No one knows exactly how many veterans are failing to complete college or how their numbers compare with the rest of the nation's college population.


Studies that have come out are based on generalized surveys of veterans, and the figures are limited. The Student Veterans of America, in partnership with the VA and the National Student Clearinghouse, has been compiling a national database of student veteran success rates and plans to release its first findings this week. It will be the first extensive look at completion rates for veterans since the start of the wars in Iraq and Afghanistan.


Here in Hampton Roads, TCC has 14,000 military-affiliated students, just under a third of its total student body of 44,000. Six thousand of them are veterans, 6,000 are military spouses and dependents, and 2,000 are on active duty. According to the Department of Veterans Affairs, 5,743 students at TCC are veterans using GI Bill benefits to pay tuition.


Using the VA's data, the Chronicle of Higher Education identified TCC as 11th nationwide on the list of colleges that enroll the most GI Bill students.


ODU's 25,000 students include 6,000 affiliated with the military; the VA identifies about 2,900 veterans as GI Bill recipients.


____


Administrators at both schools agree that veterans are up against some pretty hefty obstacles. On top of academic challenges, many veterans have full-time jobs. And they are adjusting to the VA benefits system - a vast, bureaucratic morass.


It's an enormous learning curve in which everything they know has changed, Brunson says.


He and Levingston are working to put as many nets in place as they can. One example: TCC is implementing a program for incoming student veterans to allow them to get certified in what he calls a "bridge job," like laying cable, that veterans can do while in college.


Brunson, who has a doctorate in consumer economics, speaks from experience. He was a Navy helicopter pilot who served in what he describes as "low-intensity conflict."


But there were dark days in his service, ones he is not able to talk about. He reveals enough to say he was the only one to survive. When years later his son died, the trauma caught up with him.

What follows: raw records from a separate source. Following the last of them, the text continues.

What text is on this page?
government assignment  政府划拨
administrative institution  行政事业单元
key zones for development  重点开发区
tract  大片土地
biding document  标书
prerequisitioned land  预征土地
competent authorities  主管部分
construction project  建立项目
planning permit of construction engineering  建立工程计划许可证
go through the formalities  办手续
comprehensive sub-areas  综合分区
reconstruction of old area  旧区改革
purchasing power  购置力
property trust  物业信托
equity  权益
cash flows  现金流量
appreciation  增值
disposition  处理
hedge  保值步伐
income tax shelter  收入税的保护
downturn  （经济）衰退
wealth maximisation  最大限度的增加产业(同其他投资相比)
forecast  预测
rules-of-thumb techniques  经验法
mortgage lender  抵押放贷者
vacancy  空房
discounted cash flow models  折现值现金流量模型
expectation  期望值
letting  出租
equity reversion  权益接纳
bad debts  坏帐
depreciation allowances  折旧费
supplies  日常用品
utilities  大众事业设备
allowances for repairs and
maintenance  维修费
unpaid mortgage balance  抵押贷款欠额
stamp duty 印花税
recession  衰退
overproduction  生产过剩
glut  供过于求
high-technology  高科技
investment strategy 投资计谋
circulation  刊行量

PTSD is part of his vocabulary now, and he tells other veterans that prescription drugs not only saved his life, but allowed him to build a successful academic career.


"I am a living, walking example to every student here," Brunson says. "Don't let these problems, this transition, get in the way."


Just before Christmas, a TCC student started shouting and got belligerent with an instructor, who called security.


In the past, that student would have been kicked out, Brunson says. But the instructor also called the military center.


Brunson came over and persuaded the student, a veteran, to get help, using himself as an example. The student is in treatment and still enrolled at TCC, Brunson says.


____


Ray Garcia looks out the coffee shop window at the tidy storefronts of Town Center in Virginia Beach and points out potential sniper positions. People tend to look at him with incomprehension when he talks like that, says the Iraq War veteran.


College is a hard adjustment, and a lot of veterans he sees give up, he says, particularly those struggling financially. Some use their GI Bill money to pay the bills but don't stay in school. Several of his war buddies started college but dropped out. Some went back to Iraq as contractors. One became a preacher. Another fell apart, dropped out of school and works as a security guard.


Garcia sees the same pattern on campus. He's one of about 40 veterans who work at TCC's military center, greeting others seeking assistance. Brunson calls their work triage: They sit down with fellow veterans, give them the lay of the land and direct them to academic or career counselors.


It's a start, says Garcia, who is studying human services. He hopes to make a career of helping veterans.


Garcia credits his wife's unwavering support for helping him stay in school - that and being a role model for his two young sons. He doesn't ever want them saying Daddy didn't go to college, so they don't have to, either.


His boys can do anything they want, he says - including joining the military.


But they'll have to go to college first.